El papa Francisco inaugura el Jubileo de la Esperanza en un emotivo acto en el Vaticano

Cerca de 30,000 fieles en la Plaza de San Pedro y 6,000 en el interior de la Basílica presenciaron el inicio del Jubileo de la Esperanza, un evento que la Iglesia Católica celebra cada 25 años.

Sentado en su silla de ruedas, el papa Francisco golpeó con el puño la Puerta Santa de la Basílica de San Pedro, marcando el comienzo de este Año Santo dedicado a la esperanza. Tras la apertura de la puerta en medio del silencio y las campanas resonando en la plaza, Francisco recorrió el pasillo hacia el altar para oficiar la Misa del Gallo.

Un Año Santo para millones de peregrinos
Se estima que alrededor de 32 millones de personas cruzarán la Puerta Santa este Jubileo, un tiempo dedicado a la fe, la misericordia y el perdón. Francisco destacó que este evento busca abrir “el camino de la esperanza que no defrauda” para toda la humanidad.

El Año Santo ordinario del papa Francisco, que culminará el 6 de enero de 2026, incluirá la apertura de otras Puertas Santas en Roma: San Juan de Letrán, Santa María la Mayor y San Pablo Extramuros. Además, como acto excepcional, el papa visitará la prisión de Rebibbia el 26 de diciembre para abrir una Puerta Santa allí.

Un Jubileo marcado por el compromiso social
En su homilía de Nochebuena, Francisco deseó que este Jubileo sea un faro de esperanza para “una madre tierra desfigurada por el beneficio, los países pobres abrumados por deudas injustas y las víctimas de antiguas y nuevas esclavitudes”.

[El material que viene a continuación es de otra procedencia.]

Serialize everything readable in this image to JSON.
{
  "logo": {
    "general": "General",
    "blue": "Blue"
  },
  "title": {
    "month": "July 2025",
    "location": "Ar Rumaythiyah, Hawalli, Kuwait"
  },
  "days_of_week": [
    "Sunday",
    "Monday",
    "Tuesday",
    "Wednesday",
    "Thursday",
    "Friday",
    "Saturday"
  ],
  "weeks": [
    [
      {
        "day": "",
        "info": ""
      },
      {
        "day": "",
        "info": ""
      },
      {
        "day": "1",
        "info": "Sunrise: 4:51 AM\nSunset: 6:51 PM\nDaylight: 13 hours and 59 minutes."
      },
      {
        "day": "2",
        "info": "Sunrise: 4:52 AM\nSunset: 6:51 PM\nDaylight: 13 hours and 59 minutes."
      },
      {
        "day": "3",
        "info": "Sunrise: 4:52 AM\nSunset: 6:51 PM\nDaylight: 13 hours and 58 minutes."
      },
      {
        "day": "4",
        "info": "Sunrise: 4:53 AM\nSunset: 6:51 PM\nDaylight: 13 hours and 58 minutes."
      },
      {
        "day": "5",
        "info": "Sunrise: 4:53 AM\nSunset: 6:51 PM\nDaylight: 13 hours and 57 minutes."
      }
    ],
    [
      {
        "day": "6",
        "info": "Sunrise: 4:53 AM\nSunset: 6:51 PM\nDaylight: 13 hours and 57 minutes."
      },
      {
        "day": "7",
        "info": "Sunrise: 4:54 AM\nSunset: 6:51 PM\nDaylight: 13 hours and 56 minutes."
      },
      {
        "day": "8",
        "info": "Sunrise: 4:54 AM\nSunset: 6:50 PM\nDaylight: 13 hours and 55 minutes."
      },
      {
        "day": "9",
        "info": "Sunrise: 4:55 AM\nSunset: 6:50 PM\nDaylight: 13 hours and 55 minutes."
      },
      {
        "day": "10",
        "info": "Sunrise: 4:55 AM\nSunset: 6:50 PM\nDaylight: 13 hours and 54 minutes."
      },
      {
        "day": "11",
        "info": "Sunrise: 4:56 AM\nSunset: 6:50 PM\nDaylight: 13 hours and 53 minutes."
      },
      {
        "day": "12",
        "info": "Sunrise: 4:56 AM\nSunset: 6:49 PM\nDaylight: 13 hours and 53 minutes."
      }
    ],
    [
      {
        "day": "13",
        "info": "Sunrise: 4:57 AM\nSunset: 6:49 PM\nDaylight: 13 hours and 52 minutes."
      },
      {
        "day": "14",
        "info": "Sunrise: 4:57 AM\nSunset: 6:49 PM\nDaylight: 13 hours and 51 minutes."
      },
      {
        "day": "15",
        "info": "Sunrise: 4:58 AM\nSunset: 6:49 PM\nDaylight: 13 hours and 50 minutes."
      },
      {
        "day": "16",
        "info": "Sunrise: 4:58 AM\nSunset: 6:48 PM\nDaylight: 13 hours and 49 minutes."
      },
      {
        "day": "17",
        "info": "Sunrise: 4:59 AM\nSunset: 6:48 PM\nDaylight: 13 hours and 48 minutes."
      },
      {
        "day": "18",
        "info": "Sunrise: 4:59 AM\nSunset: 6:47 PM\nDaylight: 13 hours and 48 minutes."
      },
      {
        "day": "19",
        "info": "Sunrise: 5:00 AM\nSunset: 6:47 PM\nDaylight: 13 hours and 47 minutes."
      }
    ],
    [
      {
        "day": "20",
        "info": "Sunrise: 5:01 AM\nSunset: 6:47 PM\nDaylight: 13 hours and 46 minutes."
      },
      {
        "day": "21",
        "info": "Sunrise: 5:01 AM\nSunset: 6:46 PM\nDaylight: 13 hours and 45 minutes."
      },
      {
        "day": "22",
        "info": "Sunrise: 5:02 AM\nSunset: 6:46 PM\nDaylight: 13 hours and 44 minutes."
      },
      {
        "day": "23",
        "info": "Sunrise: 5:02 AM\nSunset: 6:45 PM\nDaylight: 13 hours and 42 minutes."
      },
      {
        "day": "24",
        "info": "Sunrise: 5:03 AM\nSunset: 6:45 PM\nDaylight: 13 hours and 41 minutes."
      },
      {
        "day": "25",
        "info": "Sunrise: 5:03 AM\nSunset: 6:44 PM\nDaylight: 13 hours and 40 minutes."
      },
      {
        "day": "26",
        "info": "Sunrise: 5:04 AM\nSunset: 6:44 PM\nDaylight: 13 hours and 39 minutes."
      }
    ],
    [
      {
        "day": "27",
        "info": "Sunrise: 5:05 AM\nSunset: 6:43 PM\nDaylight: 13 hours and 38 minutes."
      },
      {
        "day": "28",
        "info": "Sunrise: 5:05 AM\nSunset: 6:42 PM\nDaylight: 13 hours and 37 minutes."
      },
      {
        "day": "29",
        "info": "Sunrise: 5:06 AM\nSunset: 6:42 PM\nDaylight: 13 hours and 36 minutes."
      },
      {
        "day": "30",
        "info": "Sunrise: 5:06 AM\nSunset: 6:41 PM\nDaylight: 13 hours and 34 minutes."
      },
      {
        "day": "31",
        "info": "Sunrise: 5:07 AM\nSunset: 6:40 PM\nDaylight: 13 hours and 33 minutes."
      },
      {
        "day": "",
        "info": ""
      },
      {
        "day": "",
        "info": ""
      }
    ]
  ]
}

El papa también renovó su llamado a los líderes mundiales a condonar o reducir significativamente las deudas de los países más pobres y abolir la pena de muerte, destacando la importancia de la esperanza en un mundo donde “muchos miran el futuro con escepticismo y pesimismo”.

Con este Jubileo, Francisco invita a los fieles a ser portadores de esperanza en medio de los desafíos, las heridas y los sueños rotos, recordando el poder transformador de la fe y la solidaridad.